Orasi politik dari tokoh peserta demo MKRI di Jakarta, Senin (25/3).

Jakarta - Di tengah-tengah orasi politik yang digelar di atas panggung politik di depan gedung Yayasan Lembaga Bantuan Hidup Indonesia (YLBHI), muncul sosok pria berpakaian jubah panjang coklat, berambut gondrong dan kepalanya terikat sorban.

Sosok tersebut adalah Pimpinan Pondok Pesantren (Ponpes) Soko Tunggal Abdurrahman Wahid, KH Nuril Arifin Husein atau yang akrab disapa Gus Nuril.

Kehadiran Gus Nuril ditampuk oleh Majelis Kedaulatan Rakyat Indonesia (MKRI) untuk membawakan doa agar pelaksanaan demo dan orasi politik berjalan damai, lancar dan tenang. Tanpa ada bentrokan apa pun yang terjadi.

Alih-alih mendoakan hal itu, justru Gus Nuril mengajak ratusan para ibu yang membawa anak-anak kecil justru mendoakan agar Presiden Susilo Bambang Yudhoyono (SBY) turun.

"Jika Pak SBY turun, maka akan damai warganya," kata Gus Nuril, di depan gedung YLBHI, Senin (25/3).

Lalu Gus Nuril mengajak para aksi unjuk rasa untuk menyanyikan lagu pendek berjudul Damai Untuk Indonesia. Setelah berdoa, Gus Nuril bersama pendemo menyanyikan lagu yang bunyinya, "Damai, damai Indonesia penuh damai. Damai, damai, Pak SBY turun damai."

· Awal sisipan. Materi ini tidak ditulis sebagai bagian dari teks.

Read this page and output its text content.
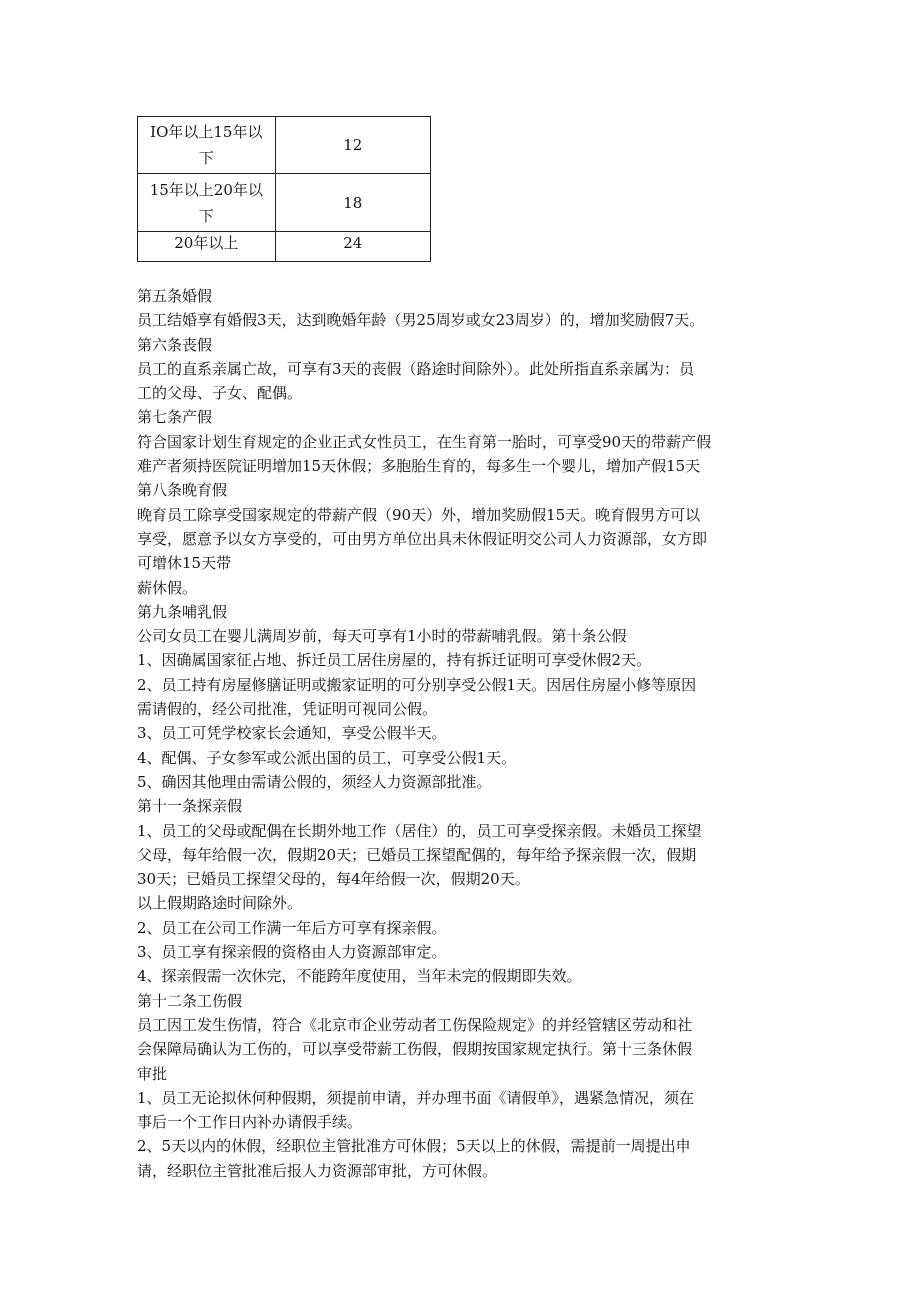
IO年以上15年以
下	12

15年以上20年以
下	18
20年以上	24
第五条婚假
员工结婚享有婚假3天，达到晚婚年龄（男25周岁或女23周岁）的，增加奖励假7天。
第六条丧假
员工的直系亲属亡故，可享有3天的丧假（路途时间除外）。此处所指直系亲属为：员
工的父母、子女、配偶。
第七条产假
符合国家计划生育规定的企业正式女性员工，在生育第一胎时，可享受90天的带薪产假
难产者须持医院证明增加15天休假；多胞胎生育的，每多生一个婴儿，增加产假15天
第八条晚育假
晚育员工除享受国家规定的带薪产假（90天）外，增加奖励假15天。晚育假男方可以
享受，愿意予以女方享受的，可由男方单位出具未休假证明交公司人力资源部，女方即
可增休15天带
薪休假。
第九条哺乳假
公司女员工在婴儿满周岁前，每天可享有1小时的带薪哺乳假。第十条公假
1、因确属国家征占地、拆迁员工居住房屋的，持有拆迁证明可享受休假2天。
2、员工持有房屋修膳证明或搬家证明的可分别享受公假1天。因居住房屋小修等原因
需请假的，经公司批准，凭证明可视同公假。
3、员工可凭学校家长会通知，享受公假半天。
4、配偶、子女参军或公派出国的员工，可享受公假1天。
5、确因其他理由需请公假的，须经人力资源部批准。
第十一条探亲假
1、员工的父母或配偶在长期外地工作（居住）的，员工可享受探亲假。未婚员工探望
父母，每年给假一次，假期20天；已婚员工探望配偶的，每年给予探亲假一次，假期
30天；已婚员工探望父母的，每4年给假一次，假期20天。
以上假期路途时间除外。
2、员工在公司工作满一年后方可享有探亲假。
3、员工享有探亲假的资格由人力资源部审定。
4、探亲假需一次休完，不能跨年度使用，当年未完的假期即失效。
第十二条工伤假
员工因工发生伤情，符合《北京市企业劳动者工伤保险规定》的并经管辖区劳动和社
会保障局确认为工伤的，可以享受带薪工伤假，假期按国家规定执行。第十三条休假
审批
1、员工无论拟休何种假期，须提前申请，并办理书面《请假单》，遇紧急情况，须在
事后一个工作日内补办请假手续。
2、5天以内的休假，经职位主管批准方可休假；5天以上的休假，需提前一周提出申
请，经职位主管批准后报人力资源部审批，方可休假。
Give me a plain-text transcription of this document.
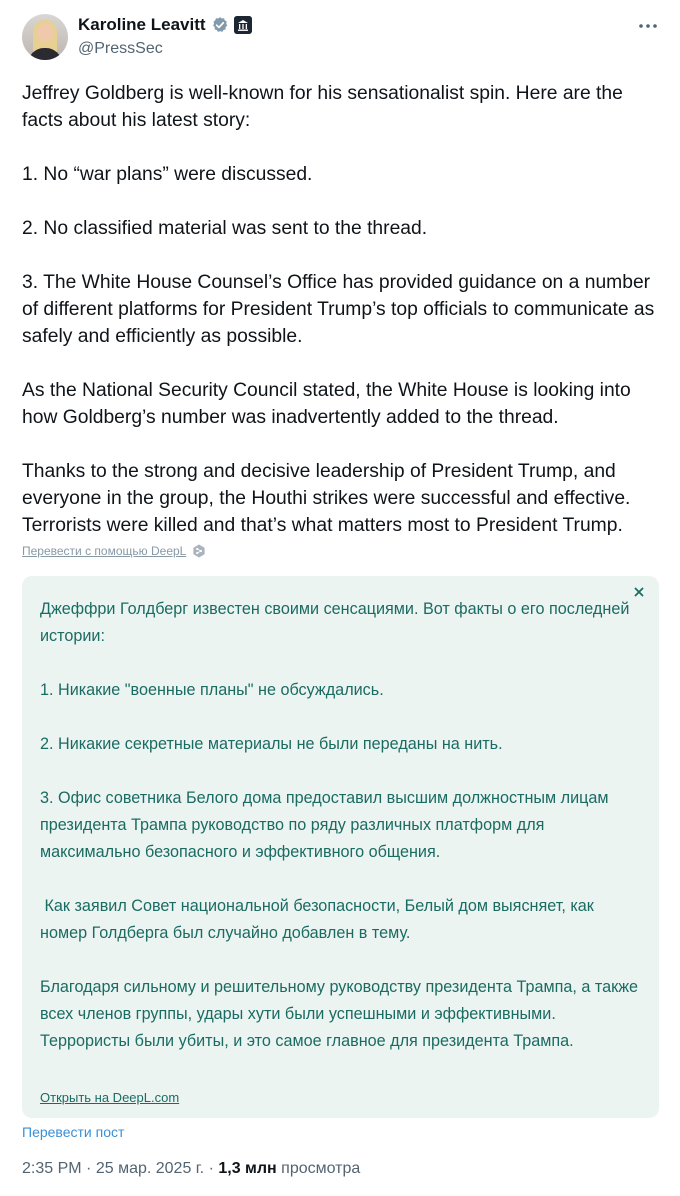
Karoline Leavitt
@PressSec

Jeffrey Goldberg is well-known for his sensationalist spin. Here are the facts about his latest story:

1. No “war plans” were discussed.

2. No classified material was sent to the thread.

3. The White House Counsel’s Office has provided guidance on a number of different platforms for President Trump’s top officials to communicate as safely and efficiently as possible.

As the National Security Council stated, the White House is looking into how Goldberg’s number was inadvertently added to the thread.

Thanks to the strong and decisive leadership of President Trump, and everyone in the group, the Houthi strikes were successful and effective. Terrorists were killed and that’s what matters most to President Trump.

Перевести с помощью DeepL

Джеффри Голдберг известен своими сенсациями. Вот факты о его последней истории:

1. Никакие "военные планы" не обсуждались.

2. Никакие секретные материалы не были переданы на нить.

3. Офис советника Белого дома предоставил высшим должностным лицам президента Трампа руководство по ряду различных платформ для максимально безопасного и эффективного общения.

Как заявил Совет национальной безопасности, Белый дом выясняет, как номер Голдберга был случайно добавлен в тему.

Благодаря сильному и решительному руководству президента Трампа, а также всех членов группы, удары хути были успешными и эффективными. Террористы были убиты, и это самое главное для президента Трампа.

Открыть на DeepL.com
Перевести пост
2:35 PM · 25 мар. 2025 г. · 1,3 млн просмотра
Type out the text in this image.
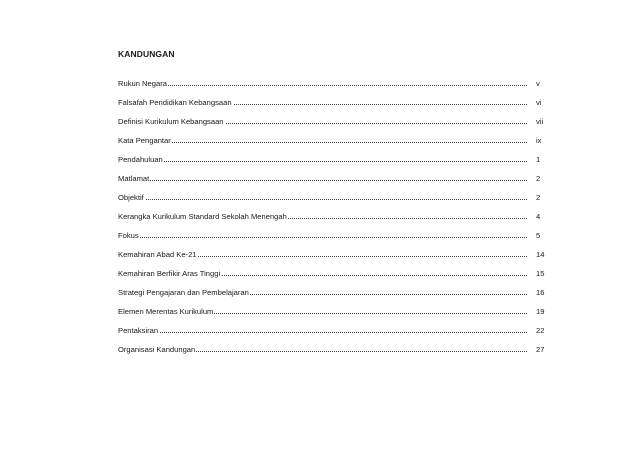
KANDUNGAN
Rukun Negara	v
Falsafah Pendidikan Kebangsaan	vi
Definisi Kurikulum Kebangsaan	vii
Kata Pengantar	ix
Pendahuluan	1
Matlamat	2
Objektif	2
Kerangka Kurikulum Standard Sekolah Menengah	4
Fokus	5
Kemahiran Abad Ke-21	14
Kemahiran Berfikir Aras Tinggi	15
Strategi Pengajaran dan Pembelajaran	16
Elemen Merentas Kurikulum	19
Pentaksiran	22
Organisasi Kandungan	27
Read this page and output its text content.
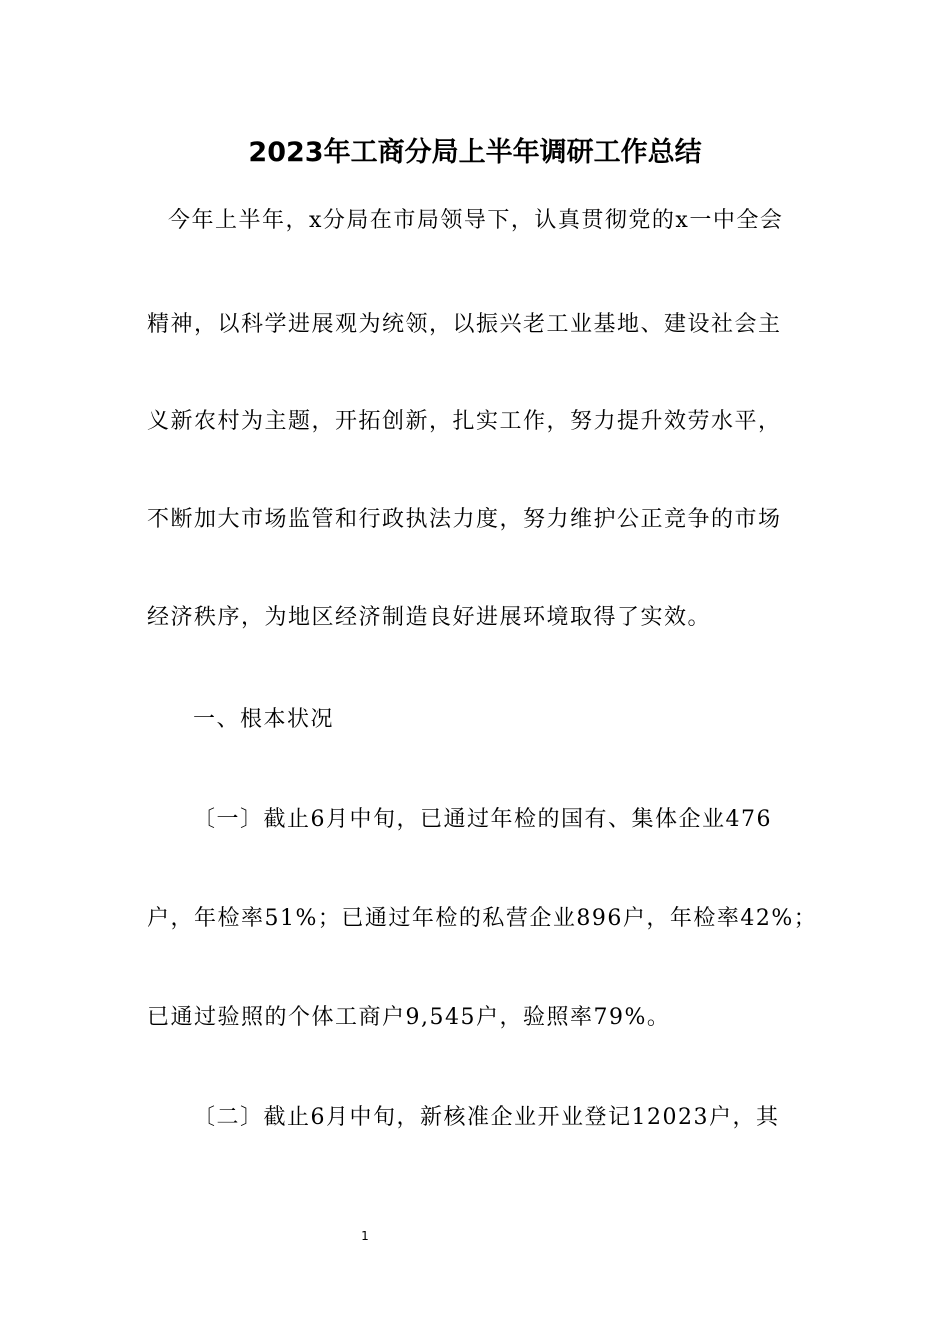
2023年工商分局上半年调研工作总结
今年上半年，x分局在市局领导下，认真贯彻党的x一中全会
精神，以科学进展观为统领，以振兴老工业基地、建设社会主
义新农村为主题，开拓创新，扎实工作，努力提升效劳水平，
不断加大市场监管和行政执法力度，努力维护公正竞争的市场
经济秩序，为地区经济制造良好进展环境取得了实效。
一、根本状况
〔一〕截止6月中旬，已通过年检的国有、集体企业476
户，年检率51%；已通过年检的私营企业896户，年检率42%；
已通过验照的个体工商户9,545户，验照率79%。
〔二〕截止6月中旬，新核准企业开业登记12023户，其
1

Mantan Panglima Pasukan Berani Mati ini menyatakan sudah saatnya SBY mendengar suara rakyatnya. Sebab, dia dipilih oleh rakyat dan menjalankan amanah rakyat.

Selanjutnya, Sekjek MKRI Adi Masardi mengatakan ultimatum MKRI yang telah disampaikan pada 24 Maret telah diabaikan pemerintahan SBY. Malahan MKRI dituduh melakukan kudeta. "Muncul kata libas MKRI. Bahkan Menteri Pertahanan sudah mengancam akan menyerbu MKRI," ungkap Adi.

Ketidakbecusan pemerintahan SBY dalam mengangkat harkat hidup rakyat Indonesia terlihat dari naiknya harga sembako yang semakin tak terkendali. Harga daging yang seharusnya Rp50.000 perkilogram menjadi Rp100.000 per kilogram. Harga gula pasir dari Rp 7.000 menjadi Rp 14.000 per kilogram.

"Kami serukan turunkan sembako. Presiden SBY tak peduli kenaikan harga-harga sembako. SBY diam seribu bahasa. SBY dan para menterinya membuat kebijakan impor dengan kuota sehingga selisihnya bisa dinikmati untuk kepentingan pribadi mereka. Karena itu SBY harus turun demi rakyat Indonesia," serunya.